Fear and Phobias

Fear and Phobias

  • Woman standing at podium with a public speaking fear

Everyone has felt afraid of something at one point or another in their lifetime, but not everyone has been diagnosed with a phobia. According to healthline.com, “A phobia is an excessive and irrational fear reaction. If you have a phobia, you may experience a deep sense of dread or panic when you encounter the source of your fear. The fear can be of a certain place, situation, or object. Unlike general anxiety disorders, a phobia is usually connected to something specific.”  Similar to other anxiety disorders, the person with a phobia has the insight to know that their fear of a certain place, situation, or object is irrational. In spite of this awareness, they can do little to contain their feelings. 
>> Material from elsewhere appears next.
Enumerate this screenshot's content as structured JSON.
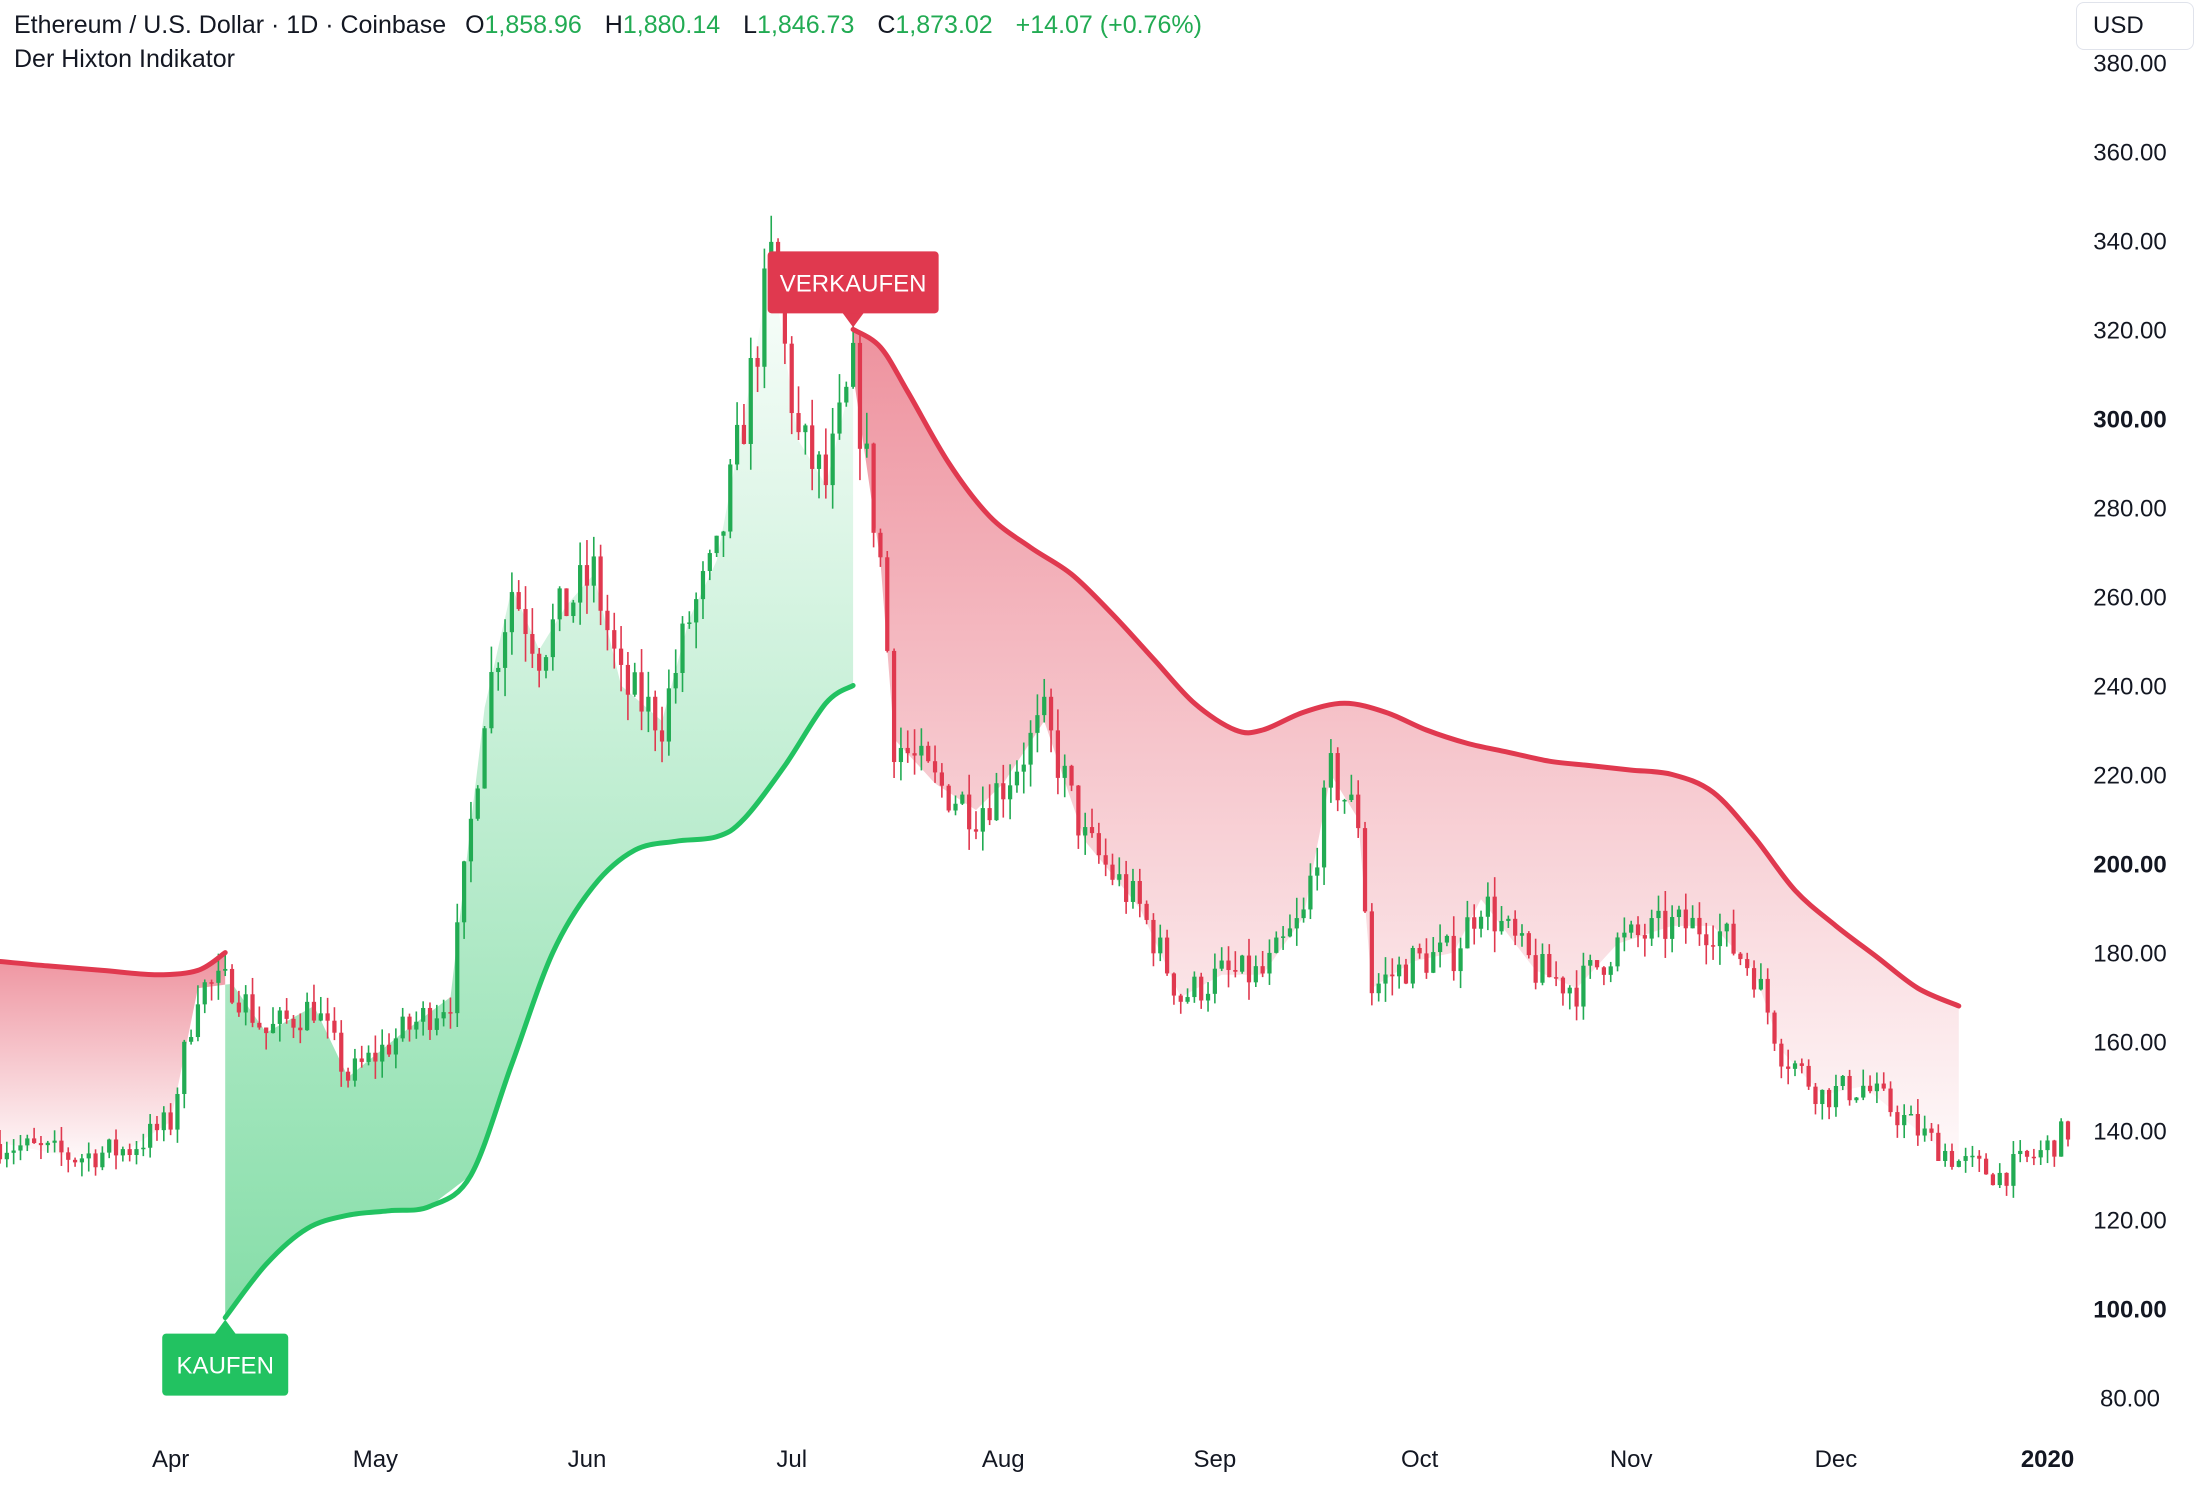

Phobias are broken down into four main categories. One of the most common, according to research done by the Mayo Clinic, is Situational Phobia. Situational Phobias can involve fear of a variety of things such as airplanes, enclosed spaces or public speaking. Another common specific phobia is Animal Phobia. This can include a fear of insects, dogs, spiders, or horses. Nature Phobia is most commonly seen in an irrational fear of thunderstorms or heights. The last specific category is Blood Injection/Injury Phobia, which includes phobias of needles, medical procedures, or the dentist.  
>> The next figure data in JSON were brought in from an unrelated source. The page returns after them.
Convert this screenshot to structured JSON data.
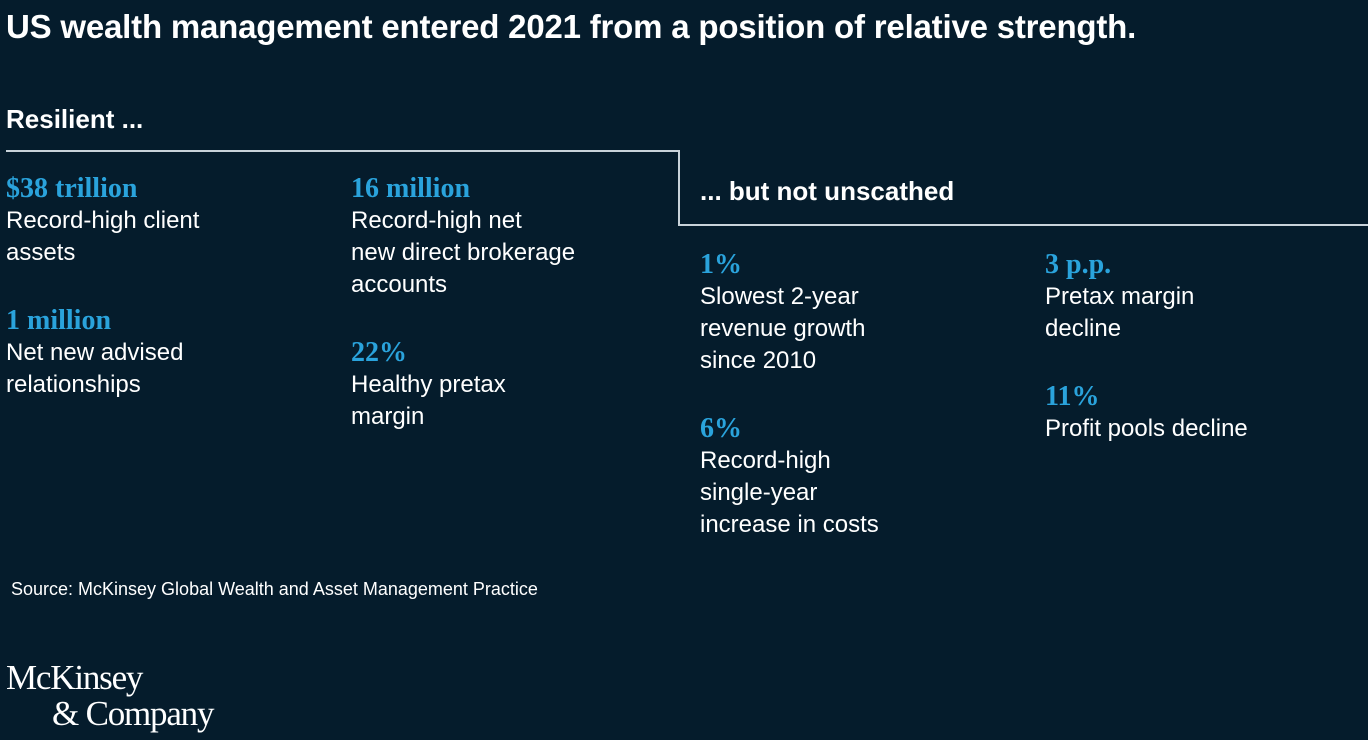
{
  "title": "US wealth management entered 2021 from a position of relative strength.",
  "left_section": {
    "heading": "Resilient ...",
    "stats": [
      {
        "value": "$38 trillion",
        "desc": "Record-high client\nassets"
      },
      {
        "value": "1 million",
        "desc": "Net new advised\nrelationships"
      },
      {
        "value": "16 million",
        "desc": "Record-high net\nnew direct brokerage\naccounts"
      },
      {
        "value": "22%",
        "desc": "Healthy pretax\nmargin"
      }
    ]
  },
  "right_section": {
    "heading": "... but not unscathed",
    "stats": [
      {
        "value": "1%",
        "desc": "Slowest 2-year\nrevenue growth\nsince 2010"
      },
      {
        "value": "6%",
        "desc": "Record-high\nsingle-year\nincrease in costs"
      },
      {
        "value": "3 p.p.",
        "desc": "Pretax margin\ndecline"
      },
      {
        "value": "11%",
        "desc": "Profit pools decline"
      }
    ]
  },
  "source": "Source: McKinsey Global Wealth and Asset Management Practice",
  "logo": {
    "line1": "McKinsey",
    "line2": "& Company"
  },
  "colors": {
    "background": "#051c2c",
    "accent": "#2aa3dc",
    "text": "#ffffff",
    "rule": "#c9d3da"
  }
}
It’s important to remember that a phobia-induced fear is not similar to common feelings of anxiety or fear. Phobias can ultimately lead to life-changing behaviors if not treated appropriately. A few of the common symptoms of a phobia include an immediate feeling of intense fear, anxiety and panic when a person is exposed to or even thinks about, the object of their phobia.  
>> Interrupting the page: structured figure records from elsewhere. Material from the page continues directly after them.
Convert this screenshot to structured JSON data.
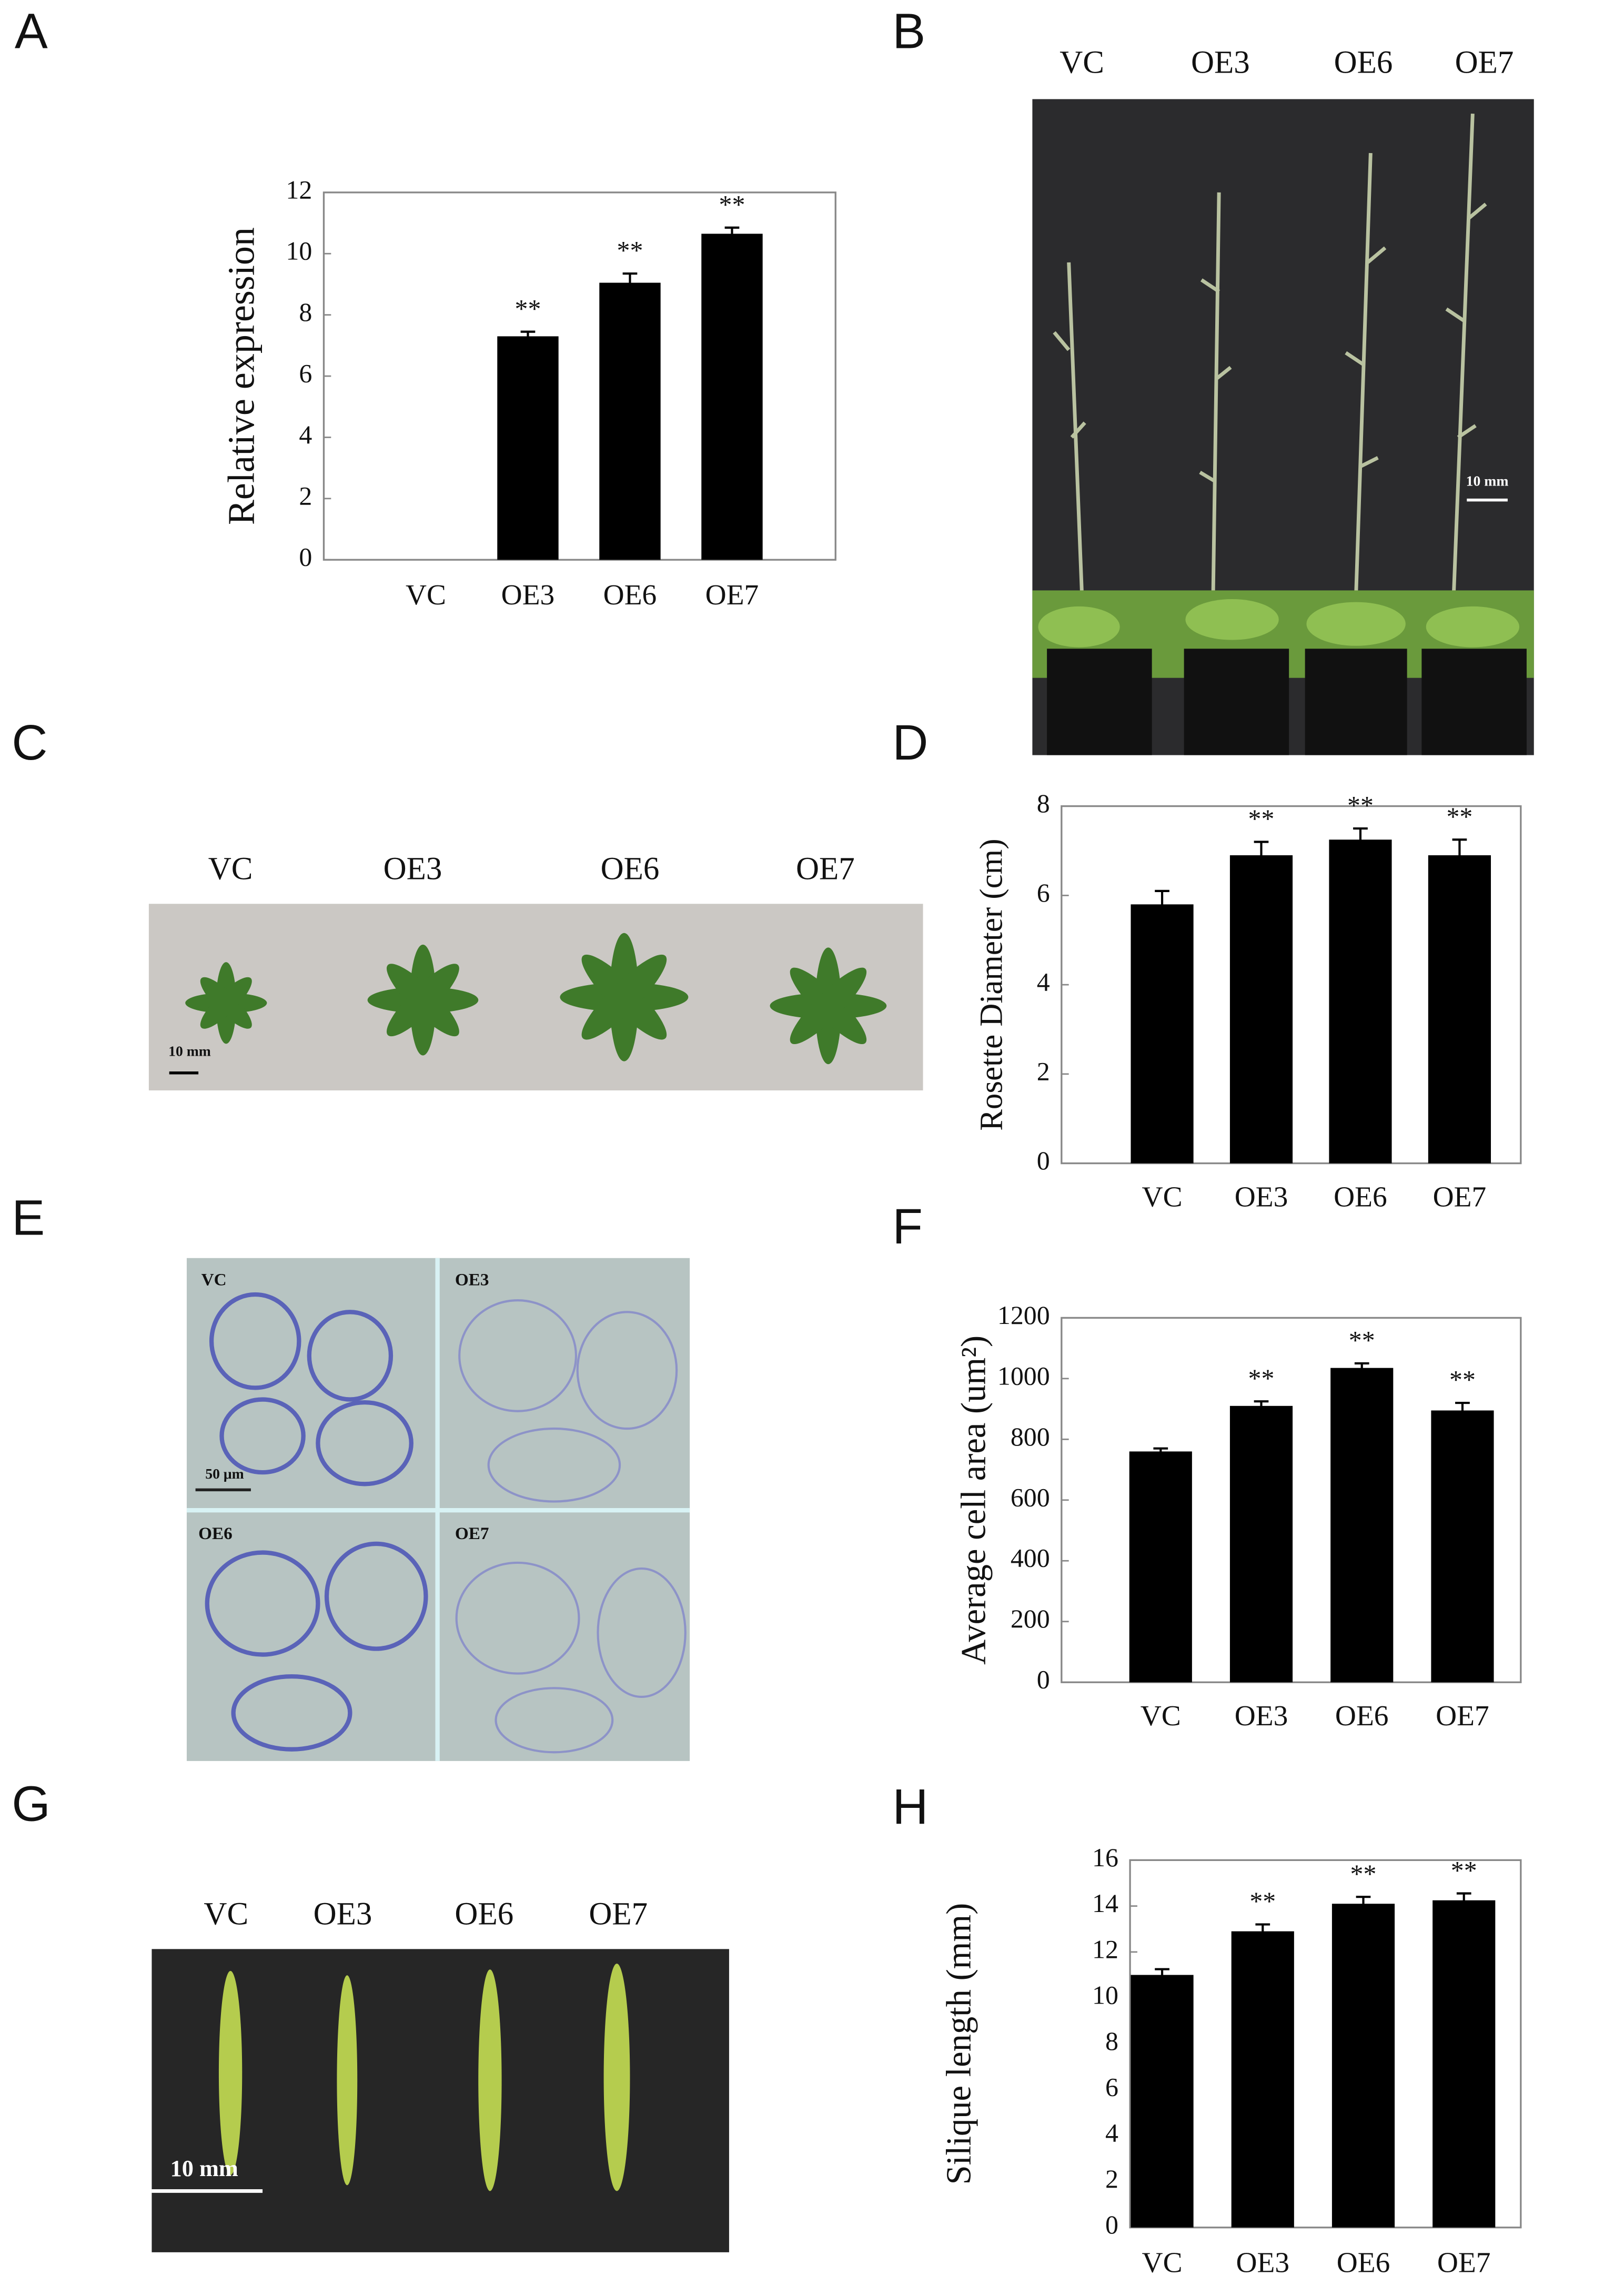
{
  "panel_labels": [
    "A",
    "B",
    "C",
    "D",
    "E",
    "F",
    "G",
    "H"
  ],
  "photos": {
    "B": {
      "labels": [
        "VC",
        "OE3",
        "OE6",
        "OE7"
      ],
      "scale_bar": "10 mm"
    },
    "C": {
      "labels": [
        "VC",
        "OE3",
        "OE6",
        "OE7"
      ],
      "scale_bar": "10 mm"
    },
    "E": {
      "labels": [
        "VC",
        "OE3",
        "OE6",
        "OE7"
      ],
      "scale_bar": "50 μm"
    },
    "G": {
      "labels": [
        "VC",
        "OE3",
        "OE6",
        "OE7"
      ],
      "scale_bar": "10 mm"
    }
  },
  "chart_data": [
    {
      "type": "bar",
      "y_label": "Relative expression",
      "categories": [
        "VC",
        "OE3",
        "OE6",
        "OE7"
      ],
      "values": [
        0,
        7.3,
        9.05,
        10.65
      ],
      "errors": [
        0,
        0.15,
        0.3,
        0.2
      ],
      "significance": [
        null,
        "**",
        "**",
        "**"
      ],
      "color": "#000000",
      "ylim": [
        0,
        12
      ],
      "yticks": [
        0,
        2,
        4,
        6,
        8,
        10,
        12
      ]
    },
    {
      "type": "bar",
      "y_label": "Rosette Diameter (cm)",
      "categories": [
        "VC",
        "OE3",
        "OE6",
        "OE7"
      ],
      "values": [
        5.8,
        6.9,
        7.25,
        6.9
      ],
      "errors": [
        0.3,
        0.3,
        0.25,
        0.35
      ],
      "significance": [
        null,
        "**",
        "**",
        "**"
      ],
      "color": "#000000",
      "ylim": [
        0,
        8
      ],
      "yticks": [
        0,
        2,
        4,
        6,
        8
      ]
    },
    {
      "type": "bar",
      "y_label": "Average cell area (um²)",
      "categories": [
        "VC",
        "OE3",
        "OE6",
        "OE7"
      ],
      "values": [
        760,
        910,
        1035,
        895
      ],
      "errors": [
        10,
        15,
        15,
        25
      ],
      "significance": [
        null,
        "**",
        "**",
        "**"
      ],
      "color": "#000000",
      "ylim": [
        0,
        1200
      ],
      "yticks": [
        0,
        200,
        400,
        600,
        800,
        1000,
        1200
      ]
    },
    {
      "type": "bar",
      "y_label": "Silique length (mm)",
      "categories": [
        "VC",
        "OE3",
        "OE6",
        "OE7"
      ],
      "values": [
        11,
        12.9,
        14.1,
        14.25
      ],
      "errors": [
        0.25,
        0.3,
        0.3,
        0.3
      ],
      "significance": [
        null,
        "**",
        "**",
        "**"
      ],
      "color": "#000000",
      "ylim": [
        0,
        16
      ],
      "yticks": [
        0,
        2,
        4,
        6,
        8,
        10,
        12,
        14,
        16
      ]
    }
  ]
}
Over time these worsening anxieties can lead someone with a phobia to engage in extreme behavior in order to avoid the object of a phobia. This can seriously disrupt the person’s life. It is time to seek medical treatment for a phobia when the feeling of anxiety begins to negatively affect one’s ability to function in work, school, or social situations. If you feel as if your life is being negatively impacted by irrational fear, be sure to talk with your doctor or mental health professional. Most phobias can be helped with cognitive behavioral therapy or medication.